Location: Pest Management Research Unit
Title: Coping with uncertainty: Nutrient deficiencies motivate insect migration at a cost to immunity Authors
|Lorch, Patrick -|
Submitted to: Integrative & Comparative Biology
Publication Type: Peer Reviewed Journal
Publication Acceptance Date: April 10, 2013
Publication Date: N/A
Interpretive Summary: Mormon crickets in search of nutrients form migratory bands in rangeland of the western U.S. Because the Mormon crickets are nutrient-deprived and expending energy in migration, we predicted that their immune systems might also be compromised. We have found that migrants deficient in proteins have less phenoloxidase activity, which might compromise their ability to defend themselves against pathogenic fungi. We have also found that migrants deficient in carbohydrates have less anti-bacterial activity. We hypothesize a direct compromise between migratory and anti-bacterial activity mediated by a protein that functions in lipid transport on the one hand and immune activity on the other. Here we report that the bands from Nevada lacked carbohydrates in their diet, confirming previous findings that resource limitation spurs migration. Mormon crickets fed carbohydrates did not migrate as far as those fed proteins, and those fed carbohydrates increased their anti-bacterial activity, supporting the hypothesis of a direct compromise between movement and immunity. The anti-bacterial activity of captive insects was not affected by the diet treatments, which also supports the hypothesis that movement and immunity are in conflict. Movement is rarely incorporated into studies of immune function, and so results of pathogenic studies obtained in confinement may not reflect efficacy in the field. We also extend these results to suggest that environmental unpredictability in protein and carbohydrate resources will make many insect populations fluctuate between a protein-deficient state that might be more susceptible to pathogenic fungi to a carbohydrate-deficient state that is more susceptible to bacteria.

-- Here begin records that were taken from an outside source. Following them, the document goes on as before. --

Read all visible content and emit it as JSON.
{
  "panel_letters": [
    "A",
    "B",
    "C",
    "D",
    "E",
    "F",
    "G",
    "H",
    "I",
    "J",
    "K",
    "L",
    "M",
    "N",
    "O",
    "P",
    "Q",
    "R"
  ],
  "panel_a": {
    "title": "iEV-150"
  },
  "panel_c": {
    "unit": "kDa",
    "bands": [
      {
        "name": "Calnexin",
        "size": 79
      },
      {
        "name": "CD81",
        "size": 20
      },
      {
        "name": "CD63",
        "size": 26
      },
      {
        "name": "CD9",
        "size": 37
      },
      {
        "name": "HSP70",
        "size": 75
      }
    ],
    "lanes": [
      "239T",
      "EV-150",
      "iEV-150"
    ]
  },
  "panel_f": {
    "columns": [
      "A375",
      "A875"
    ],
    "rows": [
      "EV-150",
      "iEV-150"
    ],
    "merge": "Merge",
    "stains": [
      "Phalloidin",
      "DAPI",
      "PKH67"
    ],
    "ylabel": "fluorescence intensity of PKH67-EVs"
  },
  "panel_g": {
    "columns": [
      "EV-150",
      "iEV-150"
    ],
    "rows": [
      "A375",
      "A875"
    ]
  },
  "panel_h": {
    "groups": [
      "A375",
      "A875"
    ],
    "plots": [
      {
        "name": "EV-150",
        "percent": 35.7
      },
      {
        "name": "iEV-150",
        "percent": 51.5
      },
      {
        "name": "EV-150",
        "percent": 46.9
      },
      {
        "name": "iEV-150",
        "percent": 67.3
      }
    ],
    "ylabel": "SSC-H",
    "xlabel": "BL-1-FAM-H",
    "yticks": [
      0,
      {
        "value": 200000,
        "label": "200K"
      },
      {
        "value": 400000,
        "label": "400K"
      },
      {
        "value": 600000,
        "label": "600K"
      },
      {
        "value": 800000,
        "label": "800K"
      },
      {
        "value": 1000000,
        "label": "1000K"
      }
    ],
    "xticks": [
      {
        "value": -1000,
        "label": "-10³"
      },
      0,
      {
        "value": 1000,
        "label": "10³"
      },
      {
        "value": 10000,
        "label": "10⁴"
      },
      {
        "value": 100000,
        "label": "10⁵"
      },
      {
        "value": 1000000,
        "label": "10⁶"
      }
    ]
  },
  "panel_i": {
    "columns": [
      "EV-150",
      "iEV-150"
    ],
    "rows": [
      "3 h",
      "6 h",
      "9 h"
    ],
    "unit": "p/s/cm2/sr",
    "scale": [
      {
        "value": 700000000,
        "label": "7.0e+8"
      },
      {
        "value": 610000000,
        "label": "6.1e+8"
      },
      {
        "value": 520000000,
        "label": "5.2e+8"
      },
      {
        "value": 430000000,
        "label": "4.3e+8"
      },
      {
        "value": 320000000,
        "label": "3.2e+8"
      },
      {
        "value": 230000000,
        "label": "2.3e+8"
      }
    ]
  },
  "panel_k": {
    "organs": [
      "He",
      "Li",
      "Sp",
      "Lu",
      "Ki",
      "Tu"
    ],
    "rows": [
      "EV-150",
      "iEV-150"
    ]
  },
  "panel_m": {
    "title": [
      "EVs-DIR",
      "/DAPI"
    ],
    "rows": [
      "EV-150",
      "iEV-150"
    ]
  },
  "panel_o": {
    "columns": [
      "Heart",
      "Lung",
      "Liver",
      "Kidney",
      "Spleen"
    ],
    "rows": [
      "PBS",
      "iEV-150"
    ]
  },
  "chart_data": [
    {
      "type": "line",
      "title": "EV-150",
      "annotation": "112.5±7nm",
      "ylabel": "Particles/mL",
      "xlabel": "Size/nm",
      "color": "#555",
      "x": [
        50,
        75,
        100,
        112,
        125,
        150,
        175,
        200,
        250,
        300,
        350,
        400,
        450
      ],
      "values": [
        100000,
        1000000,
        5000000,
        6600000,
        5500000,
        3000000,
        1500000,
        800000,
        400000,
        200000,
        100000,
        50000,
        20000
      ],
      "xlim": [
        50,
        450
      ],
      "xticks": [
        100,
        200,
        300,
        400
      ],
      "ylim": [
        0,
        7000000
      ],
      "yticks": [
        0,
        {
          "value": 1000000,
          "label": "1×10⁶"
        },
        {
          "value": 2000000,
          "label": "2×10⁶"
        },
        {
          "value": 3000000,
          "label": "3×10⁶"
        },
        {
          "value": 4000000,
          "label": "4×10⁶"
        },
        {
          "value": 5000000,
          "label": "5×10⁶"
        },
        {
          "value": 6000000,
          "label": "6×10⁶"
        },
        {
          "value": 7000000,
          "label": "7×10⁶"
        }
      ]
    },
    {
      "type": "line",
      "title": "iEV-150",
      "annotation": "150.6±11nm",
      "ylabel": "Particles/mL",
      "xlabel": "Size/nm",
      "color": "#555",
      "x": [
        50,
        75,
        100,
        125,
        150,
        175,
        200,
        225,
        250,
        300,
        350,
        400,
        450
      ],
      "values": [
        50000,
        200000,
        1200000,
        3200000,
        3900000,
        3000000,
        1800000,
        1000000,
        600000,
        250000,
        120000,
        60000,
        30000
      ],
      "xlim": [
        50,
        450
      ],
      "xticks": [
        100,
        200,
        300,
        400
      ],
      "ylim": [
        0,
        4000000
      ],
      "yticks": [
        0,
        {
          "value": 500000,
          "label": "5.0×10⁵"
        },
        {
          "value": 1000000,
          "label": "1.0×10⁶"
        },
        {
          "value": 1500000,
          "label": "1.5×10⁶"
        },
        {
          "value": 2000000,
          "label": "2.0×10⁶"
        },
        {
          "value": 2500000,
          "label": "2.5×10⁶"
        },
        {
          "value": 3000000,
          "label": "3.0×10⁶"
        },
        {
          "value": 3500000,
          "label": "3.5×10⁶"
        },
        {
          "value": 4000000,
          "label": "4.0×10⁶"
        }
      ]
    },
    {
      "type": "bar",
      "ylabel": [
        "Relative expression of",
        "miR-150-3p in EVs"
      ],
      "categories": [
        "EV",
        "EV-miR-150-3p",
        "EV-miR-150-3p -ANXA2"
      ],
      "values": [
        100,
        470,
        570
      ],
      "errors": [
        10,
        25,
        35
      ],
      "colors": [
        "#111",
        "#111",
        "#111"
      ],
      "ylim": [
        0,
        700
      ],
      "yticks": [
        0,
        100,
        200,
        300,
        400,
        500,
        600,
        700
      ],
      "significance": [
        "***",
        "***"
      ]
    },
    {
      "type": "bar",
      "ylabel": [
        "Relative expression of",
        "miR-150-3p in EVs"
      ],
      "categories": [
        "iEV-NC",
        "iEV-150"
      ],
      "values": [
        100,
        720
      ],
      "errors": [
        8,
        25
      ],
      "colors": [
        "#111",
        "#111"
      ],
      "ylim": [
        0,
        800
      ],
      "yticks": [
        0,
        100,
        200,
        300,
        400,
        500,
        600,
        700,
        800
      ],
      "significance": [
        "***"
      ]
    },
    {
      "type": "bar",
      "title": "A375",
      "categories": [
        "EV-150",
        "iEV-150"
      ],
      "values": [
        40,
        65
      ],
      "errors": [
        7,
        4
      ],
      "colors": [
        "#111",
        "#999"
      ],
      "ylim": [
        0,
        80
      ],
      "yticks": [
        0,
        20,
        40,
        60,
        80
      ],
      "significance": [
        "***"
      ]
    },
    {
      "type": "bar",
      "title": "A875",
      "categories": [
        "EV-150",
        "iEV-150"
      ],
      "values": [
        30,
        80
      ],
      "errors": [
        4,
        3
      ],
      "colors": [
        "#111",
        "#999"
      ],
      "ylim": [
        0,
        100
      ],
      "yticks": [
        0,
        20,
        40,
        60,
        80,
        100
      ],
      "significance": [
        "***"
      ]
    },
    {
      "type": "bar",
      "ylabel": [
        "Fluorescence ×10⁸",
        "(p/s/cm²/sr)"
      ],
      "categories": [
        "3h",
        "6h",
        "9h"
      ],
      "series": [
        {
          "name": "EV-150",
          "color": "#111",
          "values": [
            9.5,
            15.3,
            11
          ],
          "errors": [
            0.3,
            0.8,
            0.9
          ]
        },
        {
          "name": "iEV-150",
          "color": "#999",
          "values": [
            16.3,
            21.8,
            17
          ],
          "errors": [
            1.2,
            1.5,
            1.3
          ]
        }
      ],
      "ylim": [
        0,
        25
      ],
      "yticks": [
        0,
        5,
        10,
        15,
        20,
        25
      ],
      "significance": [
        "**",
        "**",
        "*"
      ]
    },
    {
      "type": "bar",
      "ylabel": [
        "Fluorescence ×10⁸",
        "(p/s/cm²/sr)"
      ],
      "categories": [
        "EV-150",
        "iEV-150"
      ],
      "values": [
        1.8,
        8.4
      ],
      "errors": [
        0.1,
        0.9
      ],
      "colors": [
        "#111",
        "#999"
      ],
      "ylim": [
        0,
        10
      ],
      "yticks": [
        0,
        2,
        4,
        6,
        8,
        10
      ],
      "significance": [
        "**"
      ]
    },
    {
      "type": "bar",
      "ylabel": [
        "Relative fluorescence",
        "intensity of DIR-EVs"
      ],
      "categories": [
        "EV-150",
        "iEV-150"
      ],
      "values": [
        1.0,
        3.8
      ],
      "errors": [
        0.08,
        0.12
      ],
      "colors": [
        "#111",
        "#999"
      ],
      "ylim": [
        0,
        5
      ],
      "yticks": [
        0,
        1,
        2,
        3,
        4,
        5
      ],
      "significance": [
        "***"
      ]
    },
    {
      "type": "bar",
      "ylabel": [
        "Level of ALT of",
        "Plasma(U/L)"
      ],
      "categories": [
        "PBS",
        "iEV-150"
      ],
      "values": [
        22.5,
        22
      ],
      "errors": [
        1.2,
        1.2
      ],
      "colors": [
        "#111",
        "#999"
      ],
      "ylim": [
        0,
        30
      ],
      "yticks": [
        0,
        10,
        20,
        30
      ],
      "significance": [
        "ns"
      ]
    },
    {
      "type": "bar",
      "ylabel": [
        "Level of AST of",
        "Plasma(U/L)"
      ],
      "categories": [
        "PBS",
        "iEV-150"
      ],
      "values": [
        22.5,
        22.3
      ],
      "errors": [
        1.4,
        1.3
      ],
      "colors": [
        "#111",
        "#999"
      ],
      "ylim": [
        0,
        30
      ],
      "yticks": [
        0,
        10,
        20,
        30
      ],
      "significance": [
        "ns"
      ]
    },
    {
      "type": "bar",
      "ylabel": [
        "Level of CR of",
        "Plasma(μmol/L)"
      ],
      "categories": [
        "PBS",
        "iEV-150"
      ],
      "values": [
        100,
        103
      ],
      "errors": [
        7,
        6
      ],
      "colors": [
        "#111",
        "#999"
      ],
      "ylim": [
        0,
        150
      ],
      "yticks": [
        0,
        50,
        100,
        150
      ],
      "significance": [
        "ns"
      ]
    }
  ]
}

Technical Abstract: Migration is often associated with movement away from areas with depleted nutrients or other resources, and yet migration itself is energetically demanding. Migrating Mormon crickets Anabrus simplex (Orthoptera: Tettigoniidae) lack nutrients, and supplementation of deficient nutrients slows migratory movements and enhances specific aspects of their immune systems. Migrants deficient in proteins have less spontaneous phenoloxidase (PO) activity, whereas those deficient in carbohydrates have less anti-bacterial titers with a proposed compromise between migratory and anti-bacterial activities. To investigate the relationship between diet, movement, and immunity further, we removed Mormon crickets from a migratory band and offered each cricket one of five diet treatments: high protein, high carbohydrate, equal weight proteins and carbohydrates (P+C), vitamins only, or water only for one hour. We then attached a radio, returned each to the migratory band, and recaptured them 18-24 h later. Mormon crickets fed protein moved the furthest, those without diet or only vitamins moved less, and those fed carbohydrates or P+C moved the least. Standard intake trials also indicated that the Mormon crickets were deficient in carbohydrates. Consistent with a previous study, anti-bacterial activity was greatest in those fed carbohydrates, and there was no difference between those fed water, protein, or P+C. Crickets were removed from the same migratory band and fed one of four diet treatments: high P, high C, P+C, or vitamins only, for 1 h. Then the crickets were held in captivity with water only for 4 or 24 h before blood was drawn. Immunity measures did not differ between draw times. Diet treatments had no effect on anti-bacterial activity of captive Mormon crickets, whereas total PO was greater in those fed protein. These results support the hypothesis of a direct compromise between migratory and anti-bacterial activities, whereas PO is compromised by poor protein nutrition independent of migratory activities. We discuss the potential effects of climate on nutritional deficits and susceptibility to different pathogens.